Una situación dramática

El gobernador Tamayo le dijo al presidente Duque durante sus reciente visita, que durante el año 2019 se registraron más de 1200 casos de este abuso sexual contra menores de edad.

Dramáticos, por decir lo menos, son los datos de abuso sexual de niños y niñas en el Departamento de Risaralda. El gobernador Víctor Manuel Tamayo le dijo al presidente Duque durante su reciente visita a Pereira, que durante el año 2019 se registraron más de 1200 casos de esta naturaleza.

Y agregó, para hacer más grave su denuncia, que la inmensa mayoría de los maltratos y violaciones de menores que conocen las autoridades, se quedan en la impunidad por falta de personal idóneo y adecuado en las instituciones encargadas de atender y acompañar a las víctimas de abusos sexuales durante las diligencias judiciales.

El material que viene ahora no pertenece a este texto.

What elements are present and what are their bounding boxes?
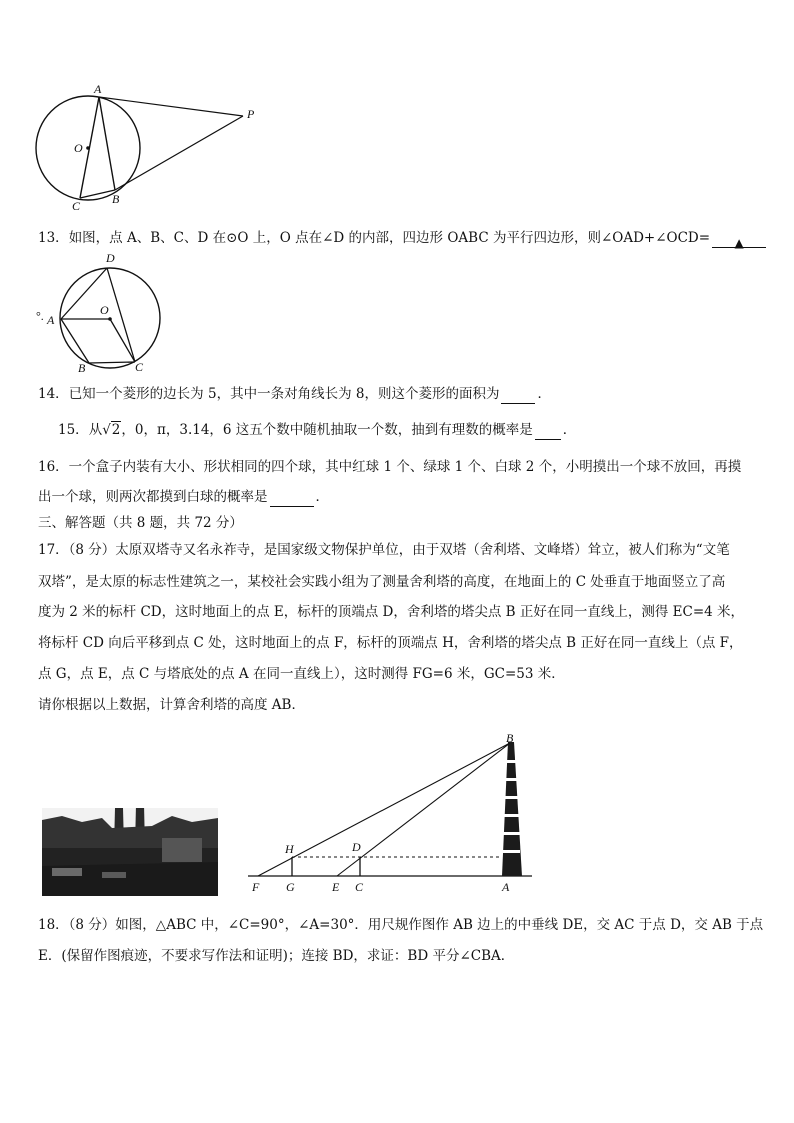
line-fb bbox=[258, 743, 510, 876]
circle-tangent-figure bbox=[30, 80, 270, 210]
twin-pagoda-photo-art bbox=[42, 808, 218, 896]
q13-label-d: D bbox=[106, 251, 115, 265]
label-a: A bbox=[94, 82, 102, 96]
q13-label-b: B bbox=[78, 361, 86, 375]
pagoda-drawing bbox=[502, 742, 522, 876]
question-17-line5: 点 G，点 E，点 C 与塔底处的点 A 在同一直线上），这时测得 FG=6 米，GC=53 米． bbox=[38, 666, 565, 682]
q15-pre: 从 bbox=[88, 422, 103, 438]
q15-number: 15． bbox=[58, 422, 89, 438]
tangent-pa bbox=[99, 97, 243, 116]
q15-end: ． bbox=[562, 422, 577, 438]
q13-label-o: O bbox=[100, 303, 109, 317]
q16-answer-blank bbox=[270, 492, 314, 507]
q16-line2-text: 出一个球，则两次都摸到白球的概率是 bbox=[38, 489, 268, 505]
q13-text: 如图，点 A、B、C、D 在⊙O 上，O 点在∠D 的内部，四边形 OABC 为平行四边形，则∠OAD+∠OCD= bbox=[68, 230, 711, 246]
q15-sqrt: √2 bbox=[102, 422, 121, 438]
q13-label-c: C bbox=[135, 360, 144, 374]
q13-number: 13． bbox=[38, 230, 69, 246]
question-17-line1: 17．（8 分）太原双塔寺又名永祚寺，是国家级文物保护单位，由于双塔（舍利塔、文峰塔）耸立，被人们称为“文笔 bbox=[38, 542, 730, 558]
q16-end: ． bbox=[315, 489, 329, 505]
q13-line-bc bbox=[89, 362, 135, 363]
q14-text: 已知一个菱形的边长为 5，其中一条对角线长为 8，则这个菱形的面积为 bbox=[68, 386, 500, 402]
q17-diagram bbox=[240, 730, 540, 900]
q17-label-a: A bbox=[502, 880, 510, 894]
line-eb bbox=[337, 743, 510, 876]
twin-pagoda-photo bbox=[42, 808, 218, 896]
q17-label-g: G bbox=[286, 880, 295, 894]
q17-label-d: D bbox=[352, 840, 361, 854]
q13-label-a: A bbox=[47, 313, 55, 327]
question-15 bbox=[58, 420, 576, 440]
tangent-pb bbox=[115, 116, 243, 190]
q17-label-f: F bbox=[252, 880, 260, 894]
question-17-line4: 将标杆 CD 向后平移到点 C 处，这时地面上的点 F，标杆的顶端点 H，舍利塔的塔尖点 B 正好在同一直线上（点 F， bbox=[38, 635, 743, 651]
q14-end: ． bbox=[537, 386, 551, 402]
label-o: O bbox=[74, 141, 83, 155]
q17-label-h: H bbox=[285, 842, 294, 856]
question-13 bbox=[38, 228, 768, 248]
question-18-line2: E．(保留作图痕迹，不要求写作法和证明)；连接 BD，求证：BD 平分∠CBA． bbox=[38, 948, 515, 964]
q17-label-c: C bbox=[355, 880, 364, 894]
q14-number: 14． bbox=[38, 386, 69, 402]
q15-sqrt-radicand: 2 bbox=[111, 422, 121, 438]
q15-answer-blank bbox=[535, 425, 561, 440]
chord-cb bbox=[80, 190, 115, 198]
question-17-line2: 双塔”，是太原的标志性建筑之一，某校社会实践小组为了测量舍利塔的高度，在地面上的 C 处垂直于地面竖立了高 bbox=[38, 574, 726, 590]
center-dot bbox=[86, 146, 90, 150]
q13-triangle-mark: ▲ bbox=[734, 236, 744, 250]
question-18-line1: 18．（8 分）如图，△ABC 中，∠C=90°，∠A=30°．用尺规作图作 AB 边上的中垂线 DE，交 AC 于点 D，交 AB 于点 bbox=[38, 917, 764, 933]
question-17-line3: 度为 2 米的标杆 CD，这时地面上的点 E，标杆的顶端点 D，舍利塔的塔尖点 B 正好在同一直线上，测得 EC=4 米， bbox=[38, 604, 745, 620]
q13-center-dot bbox=[108, 317, 112, 321]
question-16-line2 bbox=[38, 487, 329, 507]
q14-answer-blank bbox=[501, 389, 535, 404]
label-c: C bbox=[72, 199, 81, 210]
q15-post: ，0，π，3.14，6 这五个数中随机抽取一个数，抽到有理数的概率是 bbox=[121, 422, 533, 438]
label-b: B bbox=[112, 192, 120, 206]
label-p: P bbox=[247, 107, 255, 121]
q13-line-dc bbox=[107, 268, 135, 362]
chord-ab bbox=[99, 97, 115, 190]
q13-line-oc bbox=[110, 319, 135, 362]
question-16-line1: 16．一个盒子内装有大小、形状相同的四个球，其中红球 1 个、绿球 1 个、白球 2 个，小明摸出一个球不放回，再摸 bbox=[38, 459, 742, 475]
question-14 bbox=[38, 384, 551, 404]
section-3-heading: 三、解答题（共 8 题，共 72 分） bbox=[38, 515, 243, 531]
q17-label-b: B bbox=[506, 731, 514, 745]
question-17-line6: 请你根据以上数据，计算舍利塔的高度 AB． bbox=[38, 697, 305, 713]
q13-answer-blank bbox=[712, 233, 766, 248]
q13-label-deg: °. bbox=[36, 309, 44, 323]
q17-label-e: E bbox=[332, 880, 340, 894]
q13-figure bbox=[34, 250, 174, 375]
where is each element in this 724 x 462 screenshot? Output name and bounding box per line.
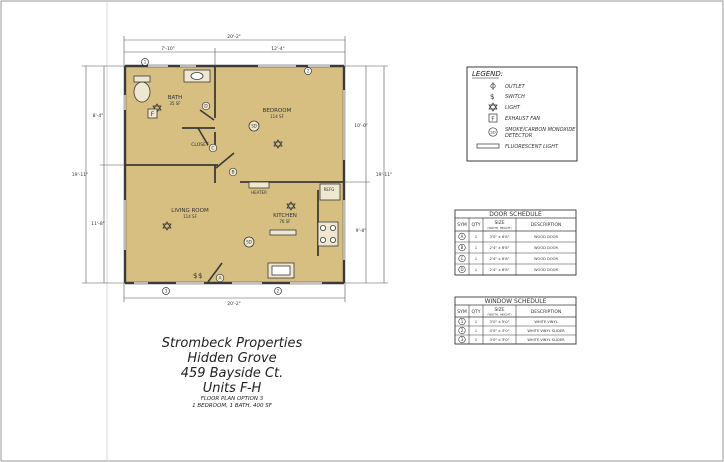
dim-left-upper: 8'-4" xyxy=(92,114,104,119)
refg-label: REFG xyxy=(323,187,335,192)
dim-right-upper: 10'-0" xyxy=(354,124,368,129)
units: Units F-H xyxy=(202,381,262,396)
door-schedule-header-size: SIZE xyxy=(494,221,505,226)
company-name: Strombeck Properties xyxy=(161,336,303,351)
fluorescent-light-icon xyxy=(270,230,296,235)
svg-text:SD: SD xyxy=(490,129,496,135)
sink-basin xyxy=(272,266,290,275)
window-schedule-row-sym: 2 xyxy=(460,327,464,333)
room-name-bedroom: BEDROOM xyxy=(262,108,292,114)
sink-bowl xyxy=(191,73,203,80)
dim-right-lower: 9'-8" xyxy=(355,229,367,234)
dim-top-left: 7'-10" xyxy=(161,47,175,52)
room-area-bath: 35 SF xyxy=(169,101,181,106)
window-tag: 3 xyxy=(164,288,168,294)
window-schedule-row-qty: 1 xyxy=(474,318,478,324)
door-schedule-row-description: WOOD DOOR xyxy=(533,245,559,250)
toilet-tank xyxy=(134,76,150,82)
door-schedule-row-description: WOOD DOOR xyxy=(533,234,559,239)
dim-left-lower: 11'-8" xyxy=(91,222,105,227)
exhaust-fan-label: F xyxy=(150,111,155,118)
plan-summary: 1 BEDROOM, 1 BATH, 400 SF xyxy=(192,403,272,409)
window-schedule-row-size: 3'0" x 5'0" xyxy=(489,318,510,324)
window-tag: 1 xyxy=(143,59,147,65)
switch-icon: $ xyxy=(198,272,203,280)
door-schedule-row-description: WOOD DOOR xyxy=(533,267,559,272)
window-schedule-row-description: WHITE VINYL xyxy=(534,319,558,324)
legend-item-exhaust-fan: EXHAUST FAN xyxy=(505,116,540,122)
door-schedule xyxy=(455,210,576,275)
door-schedule-row-qty: 1 xyxy=(474,244,478,250)
door-schedule-row-sym: C xyxy=(460,255,464,261)
address: 459 Bayside Ct. xyxy=(180,366,284,381)
dim-bottom-total: 20'-2" xyxy=(227,302,241,307)
legend-item-fluorescent: FLUORESCENT LIGHT xyxy=(505,144,559,150)
room-area-kitchen: 76 SF xyxy=(279,219,291,224)
heater-label: HEATER xyxy=(251,190,267,195)
window-schedule-header-size-note: (WIDTH, HEIGHT) xyxy=(487,312,512,317)
room-name-closet: CLOSET xyxy=(191,143,209,148)
door-schedule-row-description: WOOD DOOR xyxy=(533,256,559,261)
range xyxy=(318,222,338,246)
room-area-living: 114 SF xyxy=(183,214,197,219)
legend-item-smoke-detector: SMOKE/CARBON MONOXIDE xyxy=(505,127,576,133)
window-schedule-row-qty: 1 xyxy=(474,327,478,333)
svg-text:F: F xyxy=(491,116,495,123)
door-schedule-title: DOOR SCHEDULE xyxy=(489,211,542,218)
window-schedule-header-qty: QTY xyxy=(471,310,481,315)
plan-option: FLOOR PLAN OPTION 3 xyxy=(200,396,264,402)
window-schedule-row-sym: 3 xyxy=(460,336,464,342)
door-schedule-row-size: 2'4" x 6'8" xyxy=(489,244,510,250)
toilet xyxy=(134,82,150,102)
dim-top-right: 12'-4" xyxy=(271,47,285,52)
window-schedule-header-description: DESCRIPTION xyxy=(530,310,562,315)
room-area-bedroom: 114 SF xyxy=(270,114,284,119)
legend-item-light: LIGHT xyxy=(505,105,520,111)
window-schedule-row-description: WHITE VINYL SLIDER xyxy=(527,337,565,342)
dim-top-total: 20'-2" xyxy=(227,35,241,40)
window-schedule xyxy=(455,297,576,344)
door-schedule-row-sym: B xyxy=(460,244,464,250)
window-tag: 2 xyxy=(276,288,280,294)
door-schedule-row-qty: 1 xyxy=(474,255,478,261)
dim-left-total: 19'-11" xyxy=(71,173,89,178)
room-name-kitchen: KITCHEN xyxy=(273,213,297,219)
door-schedule-row-size: 2'4" x 6'8" xyxy=(489,266,510,272)
door-tag-c: C xyxy=(211,146,215,152)
window-schedule-row-size: 4'0" x 3'0" xyxy=(489,327,510,333)
window-schedule-header-size: SIZE xyxy=(494,308,505,313)
window-tag: 2 xyxy=(306,68,310,74)
room-name-living: LIVING ROOM xyxy=(171,208,209,214)
door-schedule-row-sym: D xyxy=(460,266,464,272)
window-schedule-row-qty: 1 xyxy=(474,336,478,342)
legend-item-smoke-detector-2: DETECTOR xyxy=(505,133,533,139)
door-schedule-header-size-note: (WIDTH, HEIGHT) xyxy=(487,226,512,230)
window-schedule-row-description: WHITE VINYL SLIDER xyxy=(527,328,565,333)
door-schedule-header-description: DESCRIPTION xyxy=(530,223,562,228)
smoke-detector-label: SD xyxy=(251,123,257,129)
door-schedule-row-sym: A xyxy=(460,233,464,239)
smoke-detector-label: SD xyxy=(246,239,252,245)
project-name: Hidden Grove xyxy=(187,351,277,366)
legend-item-outlet: OUTLET xyxy=(505,84,525,90)
door-schedule-header-sym: SYM xyxy=(457,223,467,228)
door-tag-a: A xyxy=(218,276,222,282)
door-schedule-row-size: 2'4" x 6'8" xyxy=(489,255,510,261)
door-schedule-row-size: 3'0" x 6'8" xyxy=(489,233,510,239)
window-schedule-row-size: 3'0" x 3'0" xyxy=(489,336,510,342)
room-name-bath: BATH xyxy=(167,95,183,101)
door-schedule-header-qty: QTY xyxy=(471,223,481,228)
dim-right-total: 19'-11" xyxy=(375,173,393,178)
window-schedule-header-sym: SYM xyxy=(457,310,467,315)
window-schedule-row-sym: 1 xyxy=(460,318,464,324)
switch-icon: $ xyxy=(490,93,495,101)
door-tag-b: B xyxy=(231,170,235,176)
door-schedule-row-qty: 1 xyxy=(474,233,478,239)
door-schedule-row-qty: 1 xyxy=(474,266,478,272)
switch-icon: $ xyxy=(193,272,198,280)
heater-unit xyxy=(249,182,269,188)
window-schedule-title: WINDOW SCHEDULE xyxy=(484,298,547,305)
door-tag-d: D xyxy=(204,104,208,110)
legend xyxy=(467,67,577,161)
legend-item-switch: SWITCH xyxy=(505,94,525,100)
legend-title: LEGEND: xyxy=(472,70,504,78)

Anotó, por ejemplo, el mandatario regional que un niño que ha sido abusado sexualmente solo entrega su testimonio ante las autoridades, si tiene al lado un defensor de familia que le dé confianza y lo respalde, y que en Risaralda las entidades encargadas de cumplir esta misión no tienen profesionales conocedores del tema, o simplemente, como en el Instituto de Bienestar Familiar, tienen un solo abogado para todos los casos que se denuncian.

Pero lo más grave de todo esto es que estas estadísticas no reflejan en lo más mínimo la realidad de la situación de abuso sexual en el departamento. Los estudios y los análisis que han hecho instituciones serias sobre este fenómeno social, concluyen que los casos que llegan a conocimiento de las autoridades son mínimos frente a los verdaderos números de este problema.

Las más de las veces las víctimas de este terrible delito no le cuentan a su madre, porque el abusador es un miembro de la familia y le da temor de que no le crean, o de que sea castigado, o simplemente hay miedo a las represalias del victimario que casi siempre amenaza al menor de que si habla le hace daño a su familia.

Esto significa que no solo la impunidad judicial es galopante en el departamento por falta de funcionarios que se encarguen del acompañamiento de las víctimas de abuso sexual registradas ante las autoridades, sino que el delito de abuso de menores de edad está creciendo de manera impresionante, sin que nadie ni las autoridades y la sociedad se enteren.

Y una de las causas detectadas por las autoridades del avance de este problema, es el consumo a muy temprana edad de sustancias alucinógenas. Muchas de las víctimas terminan siendo abusadas porque aceptan recibir a cambio una dosis de cualquiera de las drogas sicoactivas que hay en el mercado.

Ojalá, pues, el angustioso llamado que le hizo el gobernador Tamayo al presidente Duque sirva para que Bienestar Familiar y la Policía, y todas las instituciones que tienen la responsabilidad de proteger los derechos del menor y mantenerlo alejado del peligro, asuman su papel y eviten que la impunidad siga haciendo de las suyas en uno de los peores delitos que golpean nuestra sociedad.